Will it continue in 2006? We started to see a slowdown, at least at major carriers, in the third quarter of 2005 vs. the first half. Sprint/Nextel was down. Cingular was down. Verizon was flat for the third quarter vs. the second. T-Mobile had a nice Q3, though a lot of the growth came through prepaid strength.
The key to maintaining net-add numbers is to offer programs that extend penetration to under-addressed segments and break new barriers. For example, why can't everyone have two cellphones or at least two accounts, one through business and the other personal? If business lines were replaced with cellular accounts, penetration rates would drive well over 100 percent. There are untapped opportunities that could continue driving the market.
Along these lines, Samsung is one of the most active handset vendors in working with our carrier partners to roll out UMA/VoIP/Wi-Fi type handsets.
Many developed countries have penetration rates above 65 percent, with some close to 100 percent. With the right programs, services, prices, etc., the penetration rate could go significantly higher. The simple fact is that the age 50+ is the demographic that is underserved in the United States. As the 50+ group passes on, they will be replaced by a younger generation that views wireless as a necessity. Therefore, the penetration rate will increase over time as the U.S. population regenerates.
David Bent, Sony Ericsson product marketing VP: Over the 2005–2006 period, 50+ million people will select their first mobile phone and service from a wide range of options in North America. Consumers have more choices and easier access than ever, contributing to substantial wireless subscriber growth. New subscribers under 25 continue to grow; successful “add-a-line” programs enabled families to outfit teens and tweens with mobile phones and an increased focus on ease of use has brought more late adopters to wireless.
Landline replacement and MVNOs are only part of this growth today, but a recent Yankee Group survey forecast that the mobile virtual network operator (MVNO) market will reach $10.7 billion in service revenue by 2010.
With several foreign markets at 90 percent-plus market penetration, the United States remains a significant growth opportunity for both wireless operators and handset manufacturers.
Bill Stone, Verizon Wireless marketing VP: At Verizon Wireless, we see several things specifically driving growth. First, the youth and older demographics are coming into the category via aggressive Family Share pricing. Second, the offering of more aggressive prepay options that target both credit-challenged and budget, or “control,” customers. And third, the additional penetration of one person with multiple devices.
We expect penetration to approach 90 percent by 2010, based upon continued trends that I've mentioned.
TWICE: Why are more MVNOs entering the market now?

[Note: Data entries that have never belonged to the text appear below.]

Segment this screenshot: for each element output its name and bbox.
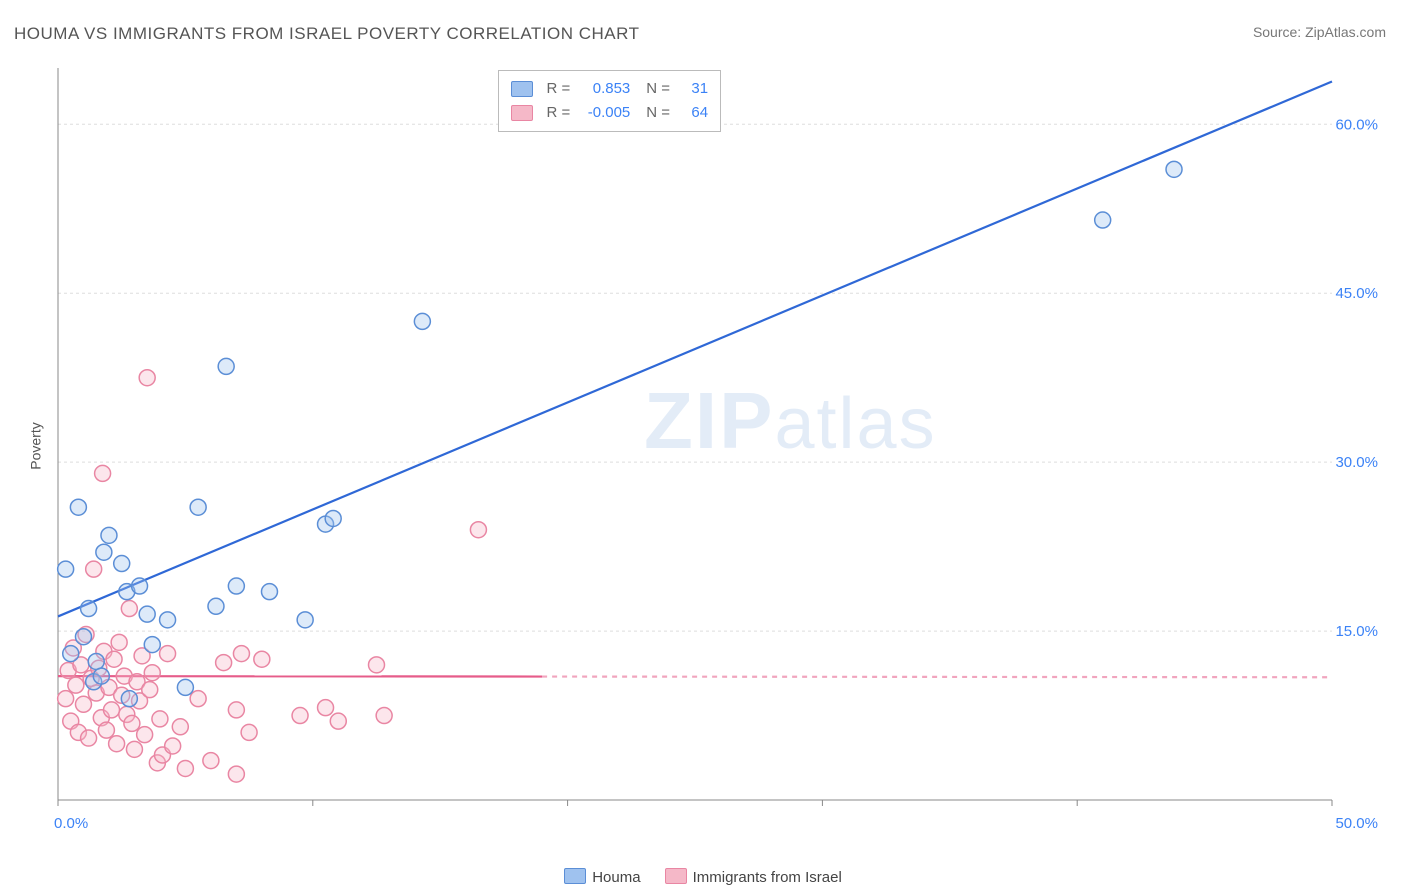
data-point [121,601,137,617]
legend-row: R = -0.005 N = 64 [511,101,709,125]
data-point [369,657,385,673]
data-point [292,708,308,724]
legend-r-value: -0.005 [578,101,630,125]
chart-container: HOUMA VS IMMIGRANTS FROM ISRAEL POVERTY … [0,0,1406,892]
data-point [109,736,125,752]
data-point [233,646,249,662]
y-tick-label: 45.0% [1335,285,1378,302]
legend-swatch [511,81,533,97]
data-point [177,679,193,695]
data-point [203,753,219,769]
data-point [261,584,277,600]
data-point [124,715,140,731]
data-point [70,499,86,515]
data-point [1095,212,1111,228]
series-legend: Houma Immigrants from Israel [0,868,1406,886]
x-tick-label: 0.0% [54,815,88,832]
data-point [216,655,232,671]
data-point [111,634,127,650]
regression-line-dashed [542,677,1332,678]
data-point [470,522,486,538]
data-point [132,578,148,594]
scatter-chart-svg: 15.0% 30.0% 45.0% 60.0% 0.0% 50.0% [48,60,1386,840]
legend-swatch [511,105,533,121]
data-point [254,651,270,667]
data-point [58,561,74,577]
data-point [241,724,257,740]
data-point [86,561,102,577]
data-point [297,612,313,628]
data-point [81,601,97,617]
data-point [63,646,79,662]
data-point [152,711,168,727]
data-point [228,578,244,594]
legend-row: R = 0.853 N = 31 [511,77,709,101]
chart-title: HOUMA VS IMMIGRANTS FROM ISRAEL POVERTY … [14,24,639,44]
legend-n-value: 31 [678,77,708,101]
data-point [190,499,206,515]
legend-item: Immigrants from Israel [665,868,842,886]
data-point [58,691,74,707]
data-point [144,637,160,653]
data-point [95,465,111,481]
legend-r-label: R = [547,101,571,125]
regression-line [58,82,1332,617]
data-point [414,313,430,329]
legend-n-label: N = [646,101,670,125]
data-point [75,696,91,712]
y-tick-label: 60.0% [1335,116,1378,133]
data-point [228,766,244,782]
data-point [106,651,122,667]
data-point [208,598,224,614]
source-attribution: Source: ZipAtlas.com [1253,24,1386,40]
data-point [101,527,117,543]
data-point [98,722,114,738]
data-point [81,730,97,746]
data-point [139,606,155,622]
data-point [88,653,104,669]
legend-swatch [564,868,586,884]
legend-item: Houma [564,868,640,886]
data-point [218,358,234,374]
data-point [330,713,346,729]
data-point [68,677,84,693]
data-point [177,760,193,776]
data-point [160,646,176,662]
x-tick-label: 50.0% [1335,815,1378,832]
data-point [96,544,112,560]
plot-area: 15.0% 30.0% 45.0% 60.0% 0.0% 50.0% [48,60,1386,840]
data-point [318,700,334,716]
data-point [137,727,153,743]
data-point [376,708,392,724]
legend-label: Immigrants from Israel [693,869,842,886]
data-point [144,665,160,681]
data-point [93,668,109,684]
correlation-legend: R = 0.853 N = 31 R = -0.005 N = 64 [498,70,722,132]
data-point [325,510,341,526]
data-point [190,691,206,707]
legend-swatch [665,868,687,884]
legend-label: Houma [592,869,640,886]
data-point [1166,161,1182,177]
data-point [165,738,181,754]
data-point [139,370,155,386]
legend-n-label: N = [646,77,670,101]
y-tick-label: 30.0% [1335,454,1378,471]
data-point [228,702,244,718]
data-point [172,719,188,735]
legend-r-value: 0.853 [578,77,630,101]
data-point [114,556,130,572]
data-point [142,682,158,698]
data-point [75,629,91,645]
legend-n-value: 64 [678,101,708,125]
data-point [104,702,120,718]
data-point [121,691,137,707]
data-point [126,741,142,757]
y-axis-label: Poverty [28,422,44,469]
y-tick-label: 15.0% [1335,623,1378,640]
legend-r-label: R = [547,77,571,101]
data-point [160,612,176,628]
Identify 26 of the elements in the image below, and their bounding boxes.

Laikin: MVNOs are entering the market now because U.S. mobile operators have adopted a wholesale strategy to enable themselves to differentiate and reach an expanded demographic. The MVNO business model has proven successful with the early entrants such as TracFone, Virgin Mobile and Boost. MVNOs are attracted by the economic opportunity in the growing robust wireless industry. I estimate that they will have market share in the 15 percent to 20 percent range by 2008.
Glenn Lurie, Cingular national distribution president: As the U.S. market matures, there are as many reasons for entering the market as there are MVNOs. Reasons include brand extension, bundling, loyal customer base, content and the “me too” factor of seeing some success from the likes of TracFone and Virgin. Some carriers are more familiar with the process, which expedites ramp up. Finally, there are multiple middlemen, such as MVNE's [Mobile Virtual Network Enabler], consultants and so on, making themselves available to work on the many details required to enable a MVNO.
In terms of share, it would not surprise us to see MVNOs with 10 percent share of new activations but lower share in customers, given prepaid mix and churn. New entrants will continue, but those without a powerful value proposition and business model will have a difficult time being successful.